Elle lui signifie vertement son refus. Elle en profite pour tenter de le dissuader de continuer. Elle a compris qu’il n’est plus à la hauteur. Elle y va franchement, tant pour lui que pour elle-même. On n’en est plus à l’âge des illusions et des prises de gants.

Un grand moment de cinéma et de vérité. Le fait que des comédiens seront eux-mêmes un jour concernés par cette injection d’arrêter, rend la scène extraordinaire. J’ai été bluffé n’ayant pas reconnu la Fonda, à ce stade (****)

Les deux hommes sont ici des amis d’enfance. Michael a même marié sa fille avec le fils de Harvey (dans le scénario).

Premier problème, la fille interprétée par la brillante Rachel Weisz apprend abruptement, sur ces lieux paisibles, que son conjoint veut divorcer. Elle craque. Pour elle et les deux pères, c’est une injustice. Pour eux, elle est cent fois mieux que la nouvelle. Mais l’ancienne était-elle bonne au pieu ? Cette interrogation, en ces termes, traverse le film.

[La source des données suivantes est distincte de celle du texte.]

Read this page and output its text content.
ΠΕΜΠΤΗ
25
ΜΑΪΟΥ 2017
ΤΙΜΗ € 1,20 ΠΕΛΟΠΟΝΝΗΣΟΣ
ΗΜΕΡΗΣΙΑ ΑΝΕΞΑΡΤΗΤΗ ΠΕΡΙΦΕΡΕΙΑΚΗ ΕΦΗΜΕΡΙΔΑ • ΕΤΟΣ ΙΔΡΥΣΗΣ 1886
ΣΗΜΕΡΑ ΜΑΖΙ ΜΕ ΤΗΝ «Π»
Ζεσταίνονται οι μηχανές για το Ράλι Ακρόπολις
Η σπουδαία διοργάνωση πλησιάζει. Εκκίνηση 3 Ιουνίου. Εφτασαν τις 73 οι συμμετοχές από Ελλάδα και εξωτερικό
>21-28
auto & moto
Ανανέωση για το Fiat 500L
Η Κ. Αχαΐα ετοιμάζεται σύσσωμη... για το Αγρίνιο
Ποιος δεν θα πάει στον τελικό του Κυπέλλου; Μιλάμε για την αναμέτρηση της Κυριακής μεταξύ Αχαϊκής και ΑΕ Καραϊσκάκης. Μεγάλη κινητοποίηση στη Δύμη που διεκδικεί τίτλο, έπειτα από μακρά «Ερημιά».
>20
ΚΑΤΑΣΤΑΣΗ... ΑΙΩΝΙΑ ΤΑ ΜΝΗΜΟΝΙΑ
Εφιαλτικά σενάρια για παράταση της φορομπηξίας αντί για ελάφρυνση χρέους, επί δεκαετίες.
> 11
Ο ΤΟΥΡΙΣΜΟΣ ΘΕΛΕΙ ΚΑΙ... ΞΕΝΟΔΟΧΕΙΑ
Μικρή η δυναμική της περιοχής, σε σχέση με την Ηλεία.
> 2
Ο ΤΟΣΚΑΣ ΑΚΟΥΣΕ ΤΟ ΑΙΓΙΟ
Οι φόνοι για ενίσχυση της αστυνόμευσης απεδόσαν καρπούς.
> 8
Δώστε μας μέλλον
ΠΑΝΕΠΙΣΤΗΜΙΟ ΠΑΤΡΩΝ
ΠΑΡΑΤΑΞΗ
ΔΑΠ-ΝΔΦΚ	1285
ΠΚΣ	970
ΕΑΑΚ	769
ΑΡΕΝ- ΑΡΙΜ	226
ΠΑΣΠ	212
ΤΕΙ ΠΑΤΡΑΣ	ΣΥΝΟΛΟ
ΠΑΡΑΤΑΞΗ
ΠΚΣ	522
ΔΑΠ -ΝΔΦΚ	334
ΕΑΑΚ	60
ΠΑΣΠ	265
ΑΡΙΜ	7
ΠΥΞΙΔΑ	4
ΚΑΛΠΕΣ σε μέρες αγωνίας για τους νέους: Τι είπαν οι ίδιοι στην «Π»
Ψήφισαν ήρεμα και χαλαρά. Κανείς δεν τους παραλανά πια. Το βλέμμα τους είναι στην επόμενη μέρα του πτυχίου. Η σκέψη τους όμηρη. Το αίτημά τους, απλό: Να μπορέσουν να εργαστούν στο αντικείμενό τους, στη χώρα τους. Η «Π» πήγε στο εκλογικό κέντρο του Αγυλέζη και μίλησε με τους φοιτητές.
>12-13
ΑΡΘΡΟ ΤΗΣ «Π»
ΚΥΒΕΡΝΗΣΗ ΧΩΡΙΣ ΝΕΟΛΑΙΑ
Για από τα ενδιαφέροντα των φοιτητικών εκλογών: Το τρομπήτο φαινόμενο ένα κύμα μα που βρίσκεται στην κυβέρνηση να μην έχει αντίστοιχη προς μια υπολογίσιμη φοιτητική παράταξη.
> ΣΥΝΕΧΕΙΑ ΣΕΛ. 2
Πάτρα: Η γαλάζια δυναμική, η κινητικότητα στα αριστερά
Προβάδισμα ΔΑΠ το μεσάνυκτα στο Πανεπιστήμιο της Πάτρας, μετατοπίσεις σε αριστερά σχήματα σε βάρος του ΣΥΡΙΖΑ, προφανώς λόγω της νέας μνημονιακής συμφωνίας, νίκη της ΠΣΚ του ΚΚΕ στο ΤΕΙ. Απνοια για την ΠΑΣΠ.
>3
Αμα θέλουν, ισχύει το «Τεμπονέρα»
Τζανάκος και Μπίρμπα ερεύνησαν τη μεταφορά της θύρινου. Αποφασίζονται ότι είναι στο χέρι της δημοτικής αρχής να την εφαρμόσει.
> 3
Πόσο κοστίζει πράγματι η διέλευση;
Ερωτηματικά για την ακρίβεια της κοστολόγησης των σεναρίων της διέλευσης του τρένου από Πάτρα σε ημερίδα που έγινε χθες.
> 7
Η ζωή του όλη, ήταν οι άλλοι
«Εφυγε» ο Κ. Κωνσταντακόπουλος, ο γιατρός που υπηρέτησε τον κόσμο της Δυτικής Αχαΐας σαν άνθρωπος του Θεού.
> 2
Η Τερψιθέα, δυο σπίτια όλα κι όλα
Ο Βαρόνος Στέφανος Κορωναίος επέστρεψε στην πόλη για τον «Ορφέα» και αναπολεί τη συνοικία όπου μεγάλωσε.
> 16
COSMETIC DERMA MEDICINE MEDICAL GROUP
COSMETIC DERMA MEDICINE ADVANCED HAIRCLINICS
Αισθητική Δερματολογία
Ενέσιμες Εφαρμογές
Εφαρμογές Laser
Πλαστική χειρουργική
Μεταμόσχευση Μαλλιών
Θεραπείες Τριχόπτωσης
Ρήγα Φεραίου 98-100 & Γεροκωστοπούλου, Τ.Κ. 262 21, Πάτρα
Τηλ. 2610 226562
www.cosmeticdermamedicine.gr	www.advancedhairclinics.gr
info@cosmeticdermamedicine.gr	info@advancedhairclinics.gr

Et c’est sans doute ce qu’on a le moins envie de demander à sa fille ou à sa belle fille.

Cette forte jeune femme est chamboulée.

Elle en profite pour casser aussi du sucre sur le dos de son géniteur.

Elle lui dit qu’il n’a jamais vraiment aimé sa famille, qu’elle ne sait pas qui il est. Il s’est montré froid et insensible avec eux. Seule la musique a compté pour lui.

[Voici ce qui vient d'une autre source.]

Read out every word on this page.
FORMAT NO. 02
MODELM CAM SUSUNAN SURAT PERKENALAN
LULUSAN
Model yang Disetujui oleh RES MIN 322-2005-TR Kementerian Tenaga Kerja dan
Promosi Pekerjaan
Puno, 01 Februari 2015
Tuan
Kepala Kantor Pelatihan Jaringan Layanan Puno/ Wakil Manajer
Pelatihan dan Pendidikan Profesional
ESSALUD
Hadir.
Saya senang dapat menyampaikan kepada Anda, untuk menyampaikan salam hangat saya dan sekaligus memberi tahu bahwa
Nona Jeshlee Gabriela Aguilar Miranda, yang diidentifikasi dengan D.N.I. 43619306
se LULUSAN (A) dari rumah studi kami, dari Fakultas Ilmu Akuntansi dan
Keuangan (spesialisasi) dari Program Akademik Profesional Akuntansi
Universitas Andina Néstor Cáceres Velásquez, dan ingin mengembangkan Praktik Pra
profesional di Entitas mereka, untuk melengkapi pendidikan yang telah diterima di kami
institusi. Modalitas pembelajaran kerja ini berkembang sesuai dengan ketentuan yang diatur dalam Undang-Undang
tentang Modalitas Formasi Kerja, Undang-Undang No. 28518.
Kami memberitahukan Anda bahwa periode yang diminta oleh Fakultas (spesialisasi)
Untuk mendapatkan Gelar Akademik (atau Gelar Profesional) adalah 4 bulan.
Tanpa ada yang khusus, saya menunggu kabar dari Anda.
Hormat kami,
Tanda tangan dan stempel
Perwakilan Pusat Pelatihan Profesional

Il s’est permis de tromper ostensiblement sa femme, donc sa mère. Il lui a même infligé une escapade pour une expérience homosexuelle. Il voulait juste voir comment c’était. Avait-il besoin de lui faire savoir ?

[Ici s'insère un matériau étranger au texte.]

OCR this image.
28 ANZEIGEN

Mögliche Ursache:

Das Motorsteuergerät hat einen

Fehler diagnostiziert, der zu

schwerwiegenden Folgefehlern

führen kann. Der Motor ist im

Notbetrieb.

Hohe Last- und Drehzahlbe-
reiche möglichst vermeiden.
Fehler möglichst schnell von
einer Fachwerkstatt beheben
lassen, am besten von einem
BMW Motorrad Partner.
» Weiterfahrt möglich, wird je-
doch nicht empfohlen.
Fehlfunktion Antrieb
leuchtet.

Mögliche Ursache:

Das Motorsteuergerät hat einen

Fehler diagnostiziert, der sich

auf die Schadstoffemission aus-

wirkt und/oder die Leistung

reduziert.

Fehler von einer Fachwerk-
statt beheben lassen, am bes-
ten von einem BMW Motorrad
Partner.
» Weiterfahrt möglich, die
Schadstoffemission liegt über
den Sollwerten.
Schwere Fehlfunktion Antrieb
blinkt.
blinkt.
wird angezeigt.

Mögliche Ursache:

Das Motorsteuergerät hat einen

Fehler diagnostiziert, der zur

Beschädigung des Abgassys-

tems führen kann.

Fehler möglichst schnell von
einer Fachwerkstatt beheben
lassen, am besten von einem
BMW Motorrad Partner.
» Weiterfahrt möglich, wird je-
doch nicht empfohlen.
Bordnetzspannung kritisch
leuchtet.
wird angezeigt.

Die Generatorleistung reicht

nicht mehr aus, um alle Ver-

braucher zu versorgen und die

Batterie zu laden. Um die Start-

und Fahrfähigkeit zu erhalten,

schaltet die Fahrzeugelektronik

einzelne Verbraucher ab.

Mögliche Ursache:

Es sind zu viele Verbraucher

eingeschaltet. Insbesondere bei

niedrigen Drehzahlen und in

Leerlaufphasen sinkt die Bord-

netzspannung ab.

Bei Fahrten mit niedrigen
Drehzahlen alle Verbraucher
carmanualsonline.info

Cette sorte de règlement de compte, sous l’emprise des passions tristes, est asséné excellemment, sans ce lourdingue pathos, qui va généralement avec. Weisz n’est pas une petite starlette, qui ne ferait que singer son personnage, sur commande ! Non, cette pointure est vraiment ce qu’on lui demande d’être.

Un film riche et dense.

  • D’ailleurs grâce à l’alchimie qui lie l’ensemble des éléments de la chaîne, tout dans le film est dense, avec ce qu’il faut de nuances et de délicates ellipses.
  • Les acteurs sont à la hauteur de cet ambitieux projet. Ils semblent même dépasser les espérances, tant ils sont massivement présents. Le moindre de leur geste peut nous transmettre quelque chose ; même le crissement provoqué d’un malheureux papier à bonbon. Le metteur en scène pousse ces détails très loin. Je ne sais pas s’il le fait sous son initiative, celle des scénaristes ou suite à des suggestions des acteurs.
  • Les grands sujets, très signifiants, sont posés judicieusement sur la table. Mais c’est à nous de mettre toutes ces singularités bout à bout. Un cinéma qui nous prend pour des gens intelligents. Ce n’est pas si courant.
  • Un gros travail est fait sur la photo et les distances. Le réalisateur disperse les personnages dans un grand panorama (alpin) ou bien il s’en approche d’une certaine manière. Il se positionne en fonction de l’importance qu’il veut bien leur donner, selon ce qu’ils ont à dire. Un travail très réfléchi qui bonifie singulièrement le film.
  • Les lieux peuvent être pris à contre-pied. Là où on attendrait de la majesté, comme dans ces puissants reliefs alpins, on tourne en mode mineur. A l’inverse, il peut y avoir un puissant souffle à la Malick dans des petites choses associées à de puissants thèmes musicaux.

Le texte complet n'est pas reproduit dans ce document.